Uma cena aparentemente banal — a mãe olhando para o celular enquanto o filho tenta contar algo sobre o seu dia — pode ter consequências emocionais muito mais profundas do que imaginamos. É o que aponta uma pesquisa desenvolvida por cientistas norte-americanos, motivada por uma pergunta singela e perturbadora que uma criança fez à própria mãe: ela seria mais amada do que o aparelho. A partir daí, os pesquisadores decidiram investigar sistematicamente o que acontece com os adolescentes que crescem sentindo que as telas competem com eles pela atenção dos adultos.
Os resultados foram reveladores: jovens que percebem seus pais ou responsáveis frequentemente distraídos pelos smartphones tendem a apresentar níveis mais elevados de insegurança emocional.
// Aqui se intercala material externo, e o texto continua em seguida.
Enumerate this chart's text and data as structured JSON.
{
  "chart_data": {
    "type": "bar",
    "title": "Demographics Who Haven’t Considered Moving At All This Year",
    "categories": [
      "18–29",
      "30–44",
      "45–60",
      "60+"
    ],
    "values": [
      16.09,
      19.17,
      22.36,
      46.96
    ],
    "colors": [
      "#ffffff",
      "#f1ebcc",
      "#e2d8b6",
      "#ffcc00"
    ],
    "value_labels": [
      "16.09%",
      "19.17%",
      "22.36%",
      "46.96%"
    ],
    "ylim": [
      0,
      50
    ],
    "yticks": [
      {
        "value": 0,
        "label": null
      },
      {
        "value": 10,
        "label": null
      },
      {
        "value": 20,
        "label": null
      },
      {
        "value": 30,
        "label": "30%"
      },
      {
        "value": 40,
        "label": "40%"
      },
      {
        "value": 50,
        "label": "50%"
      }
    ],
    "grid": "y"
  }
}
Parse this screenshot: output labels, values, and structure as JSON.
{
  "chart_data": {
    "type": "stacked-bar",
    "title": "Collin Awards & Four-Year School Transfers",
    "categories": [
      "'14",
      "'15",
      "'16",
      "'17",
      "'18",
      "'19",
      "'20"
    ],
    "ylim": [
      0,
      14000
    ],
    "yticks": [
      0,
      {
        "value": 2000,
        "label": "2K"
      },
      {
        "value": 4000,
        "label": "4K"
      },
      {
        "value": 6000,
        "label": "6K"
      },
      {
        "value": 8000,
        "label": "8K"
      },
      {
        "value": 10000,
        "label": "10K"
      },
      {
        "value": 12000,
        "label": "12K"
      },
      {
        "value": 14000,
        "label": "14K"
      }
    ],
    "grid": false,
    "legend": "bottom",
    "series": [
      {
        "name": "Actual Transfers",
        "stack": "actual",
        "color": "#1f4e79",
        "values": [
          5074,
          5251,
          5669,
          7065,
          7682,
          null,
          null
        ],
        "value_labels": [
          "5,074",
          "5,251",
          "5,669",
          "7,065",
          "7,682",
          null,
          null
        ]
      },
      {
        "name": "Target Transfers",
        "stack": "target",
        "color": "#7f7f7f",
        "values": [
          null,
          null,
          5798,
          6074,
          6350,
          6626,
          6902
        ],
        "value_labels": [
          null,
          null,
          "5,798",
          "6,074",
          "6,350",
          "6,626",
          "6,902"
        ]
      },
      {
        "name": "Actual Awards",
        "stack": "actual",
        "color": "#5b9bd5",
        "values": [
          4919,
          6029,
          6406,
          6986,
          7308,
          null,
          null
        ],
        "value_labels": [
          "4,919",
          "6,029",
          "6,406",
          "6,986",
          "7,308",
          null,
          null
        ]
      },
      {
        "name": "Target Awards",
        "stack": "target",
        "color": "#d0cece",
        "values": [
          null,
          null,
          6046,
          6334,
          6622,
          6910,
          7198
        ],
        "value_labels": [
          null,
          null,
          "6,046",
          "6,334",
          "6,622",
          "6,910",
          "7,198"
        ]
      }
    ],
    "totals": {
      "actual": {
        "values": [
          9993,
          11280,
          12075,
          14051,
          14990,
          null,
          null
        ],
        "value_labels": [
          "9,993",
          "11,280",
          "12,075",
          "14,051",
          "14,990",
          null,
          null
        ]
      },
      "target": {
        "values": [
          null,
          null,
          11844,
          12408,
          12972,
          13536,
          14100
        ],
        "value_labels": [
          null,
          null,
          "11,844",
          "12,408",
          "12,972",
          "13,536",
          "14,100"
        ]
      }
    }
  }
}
Essa insegurança não se manifesta apenas como uma sensação vaga de abandono, mas pode se traduzir em dificuldades de autoestima, ansiedade e até em comportamentos de busca excessiva por validação — tanto no ambiente familiar quanto nas redes sociais. O paradoxo é claro: o mesmo dispositivo que afasta os pais é o mesmo ambiente em que os filhos procuram a atenção que não recebem em casa.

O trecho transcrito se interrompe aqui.